"They will see it," he muttered. "It'll be bright enough. The mark. It'll shine. They'll know when they see it. It is very good. A very good sign: it burns in the dark. They'll know it over there in the night." Then he went on mumbling to himself, but so brokenly that we could catch only a few words here and there—"black and red, knowledge and beauty; red and black, pleasure and strength. What do the cards say?"

He opened his thick sea-coat, and took out a little packet of cards from an oilskin case. He dealt them out, first of all, in a circle containing two smaller circles; then in a curious sort of five-pointed star; lastly, in a square with a circle cutting off the corners. "Queer, queer," he said, grinning, as he swept the cards up and returned them to his pocket. "You and I will know a power of queer times together, Jim."

He brightened up after that, as though something had pleased him very much. He looked very nice when he looked pleased, in spite of his eyes and in spite of the gipsy darkness of his skin. "Here," he said, "let's be company. D'ye know any knots, you two?"

No; neither of us knew any knots except the ordinary overhand and granny knots.

"Well, I'll show you," he said. "It'll come in useful some day. Always learn what you can, that's what I say, because it'll come in useful. That's what the Irishman said. Always learn what you can. You never know; that's the beauty of it."

He searched in his pockets till he found a small hank of spun-yarn, from which he cut a piece about a yard long. "See here," he said. "Now, I'll teach you. It's quite easy, if you only pay attention. Now, how would you tie a knot if you was doing up a parcel?"

We both tried, and both made granny knots, with the ends sticking out at right angles to the rest of the yarn.

"Wrong," he said. "Those are grannies. They would jam so that you'd never untie 'em, besides being ugly. There's wrong ways even in doing up a string. See here." He rapidly twisted the ends together into a reef-knot. "There's strength and beauty together," he said. "Look how neat it is, the ends tidy along the standing part, all so neat as pie. Besides, it'd never jam. Watch how I do it, and then try it for yourself."

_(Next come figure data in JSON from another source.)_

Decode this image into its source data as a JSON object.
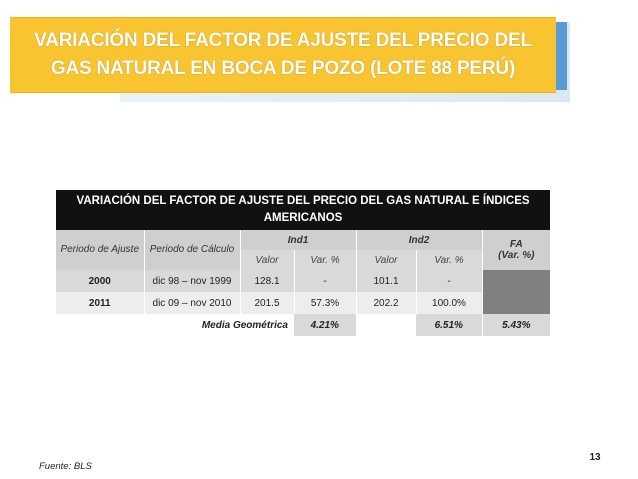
{
  "slide": {
    "title_line1": "VARIACIÓN DEL FACTOR DE AJUSTE DEL PRECIO DEL",
    "title_line2": "GAS NATURAL EN BOCA DE POZO (LOTE 88 PERÚ)",
    "page_number": "13",
    "source": "Fuente: BLS"
  },
  "table": {
    "title": "VARIACIÓN DEL FACTOR DE AJUSTE DEL PRECIO DEL GAS NATURAL E ÍNDICES AMERICANOS",
    "headers": {
      "periodo_ajuste": "Periodo de Ajuste",
      "periodo_calculo": "Periodo de Cálculo",
      "ind1": "Ind1",
      "ind2": "Ind2",
      "fa": "FA",
      "fa_unit": "(Var. %)",
      "valor": "Valor",
      "var": "Var. %"
    },
    "rows": [
      {
        "ajuste": "2000",
        "calculo": "dic 98 – nov 1999",
        "ind1_valor": "128.1",
        "ind1_var": "-",
        "ind2_valor": "101.1",
        "ind2_var": "-",
        "fa": ""
      },
      {
        "ajuste": "2011",
        "calculo": "dic 09 – nov 2010",
        "ind1_valor": "201.5",
        "ind1_var": "57.3%",
        "ind2_valor": "202.2",
        "ind2_var": "100.0%",
        "fa": ""
      }
    ],
    "footer": {
      "label": "Media Geométrica",
      "ind1": "4.21%",
      "ind2": "6.51%",
      "fa": "5.43%"
    }
  },
  "colors": {
    "banner": "#f8c531",
    "banner_accent": "#5b9bd5",
    "table_title_bg": "#111111",
    "header_bg": "#cfcfcf",
    "fa_cell_bg": "#808080"
  }
}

Very soon we had both mastered the reef-knot, and had tried our hand at others—the bowline, the figure of eight, the Carrick-bend, and the old swab-hitch. He was very patient with us. He told us exactly how each knot would be used at sea, and when, and why, and what the officers would say, and how things would look on deck while they were in the doing. The time passed pleasantly and quickly; we felt like jolly robbers in a cave. It was like being the hero of a story-book to sit there with that rough man waiting till the troops had gone. It was not very cold with the fire and the boat-rugs. We were heartily sorry when the man rose to his feet, with the remark that he must see if the coast were clear. Before he left the hut he glared down at us. "Look here," he said, "don't you try to go till I give the word. But there, we're friends; no need to speak rough to friends. I'll be back in a minute."

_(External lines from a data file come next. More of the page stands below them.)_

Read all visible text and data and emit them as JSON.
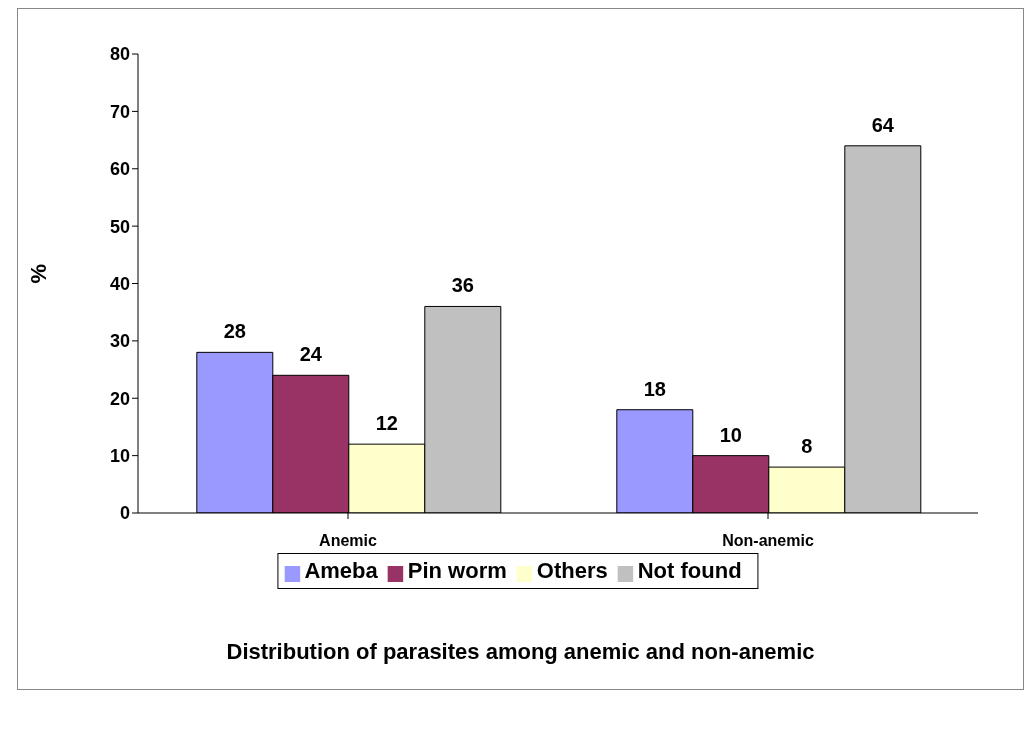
{
  "chart_data": {
    "type": "bar",
    "title": "Distribution of parasites among anemic and non-anemic",
    "ylabel": "%",
    "categories": [
      "Anemic",
      "Non-anemic"
    ],
    "series": [
      {
        "name": "Ameba",
        "color": "#9999ff",
        "values": [
          28,
          18
        ]
      },
      {
        "name": "Pin worm",
        "color": "#993366",
        "values": [
          24,
          10
        ]
      },
      {
        "name": "Others",
        "color": "#ffffcc",
        "values": [
          12,
          8
        ]
      },
      {
        "name": "Not found",
        "color": "#c0c0c0",
        "values": [
          36,
          64
        ]
      }
    ],
    "ylim": [
      0,
      80
    ],
    "yticks": [
      0,
      10,
      20,
      30,
      40,
      50,
      60,
      70,
      80
    ],
    "grid": false,
    "legend": "bottom",
    "data_labels": true
  }
}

The strange man passed out of the hut and along the rabbit-run to the edge of the gorse. We heard his feet crunch upon the snow beyond, rustling the leaves underneath it; and then it was very, very quiet again, though once, in the stillness, we heard a cock pheasant calling. Another pheasant answered him from somewhere above at the upper part of the wood, and it occurred to both of us that the pheasants were the night-riders, making their private signals.